Maybe the world should ease up a little on professional athletes who occasionally indulge themselves in non-performance enhancing drugs. According to new research, and anyone without a complete lack of commonsense, alcohol and tobacco are more harmful than cannibis and ecstasy.
Using a "matrix of harm" to classify 20 different drugs:
Professor Colin Blakemore added: “Drug policy is primarily aimed at
reducing the harm to individual users, their families and society. But
at present there is no rational, evidence-based method for assessing
the harm of drugs. We have tried to develop such a method. We hope that
policy makers will take note of the fact that the resulting ranking of
drugs differs substantially from their classification in the Misuse of
Drugs Act and that alcohol and tobacco are judged more harmful than
many illegal substances.”
Or, as the great Jeff Spicoli once said:
All I need are some tasty waves, a cool buzz, and I'm fine.
Seriously, has anyone considered why an athlete might choose to smoke weed, beyond the juvenile explanations you would hear from the U.S. Drug Enforcement Agency?
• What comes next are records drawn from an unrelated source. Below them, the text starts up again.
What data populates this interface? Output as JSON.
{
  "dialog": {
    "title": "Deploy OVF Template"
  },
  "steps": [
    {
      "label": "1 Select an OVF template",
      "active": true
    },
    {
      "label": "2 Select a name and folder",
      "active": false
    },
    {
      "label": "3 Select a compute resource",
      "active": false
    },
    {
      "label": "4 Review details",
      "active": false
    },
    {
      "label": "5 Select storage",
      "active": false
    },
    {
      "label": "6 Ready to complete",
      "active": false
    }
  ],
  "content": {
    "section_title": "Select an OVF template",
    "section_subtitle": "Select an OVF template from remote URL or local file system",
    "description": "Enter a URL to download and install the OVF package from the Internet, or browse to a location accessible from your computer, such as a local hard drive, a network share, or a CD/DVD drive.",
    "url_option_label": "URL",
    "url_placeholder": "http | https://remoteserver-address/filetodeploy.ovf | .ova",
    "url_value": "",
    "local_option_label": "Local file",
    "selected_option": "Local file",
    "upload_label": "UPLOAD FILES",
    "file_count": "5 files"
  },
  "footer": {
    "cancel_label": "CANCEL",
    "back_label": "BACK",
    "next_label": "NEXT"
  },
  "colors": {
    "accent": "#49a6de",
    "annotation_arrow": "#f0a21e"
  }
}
Does competitive stress have something to do with it? You can't tell me it's not a factor.
Now, getting caught driving around with 213 pounds of marijuana in your van is one thing (see Nate Newton), but otherwise athletes are fairly discreet about their personal drug habits. That's why the press shits egg rolls whenever a player is publicly linked to drug possession, even if it was an empty container, as in Michael Vick's airport questioning.
No one, athletes included, is going to stop smoking weed. The hundreds of millions of dollars in annual drug busts shows how much demand there is in the U.S. alone. The seizure amounts get larger every year, so it can't just be the entire Portland Trailblazers team roster who is out there purchasing it.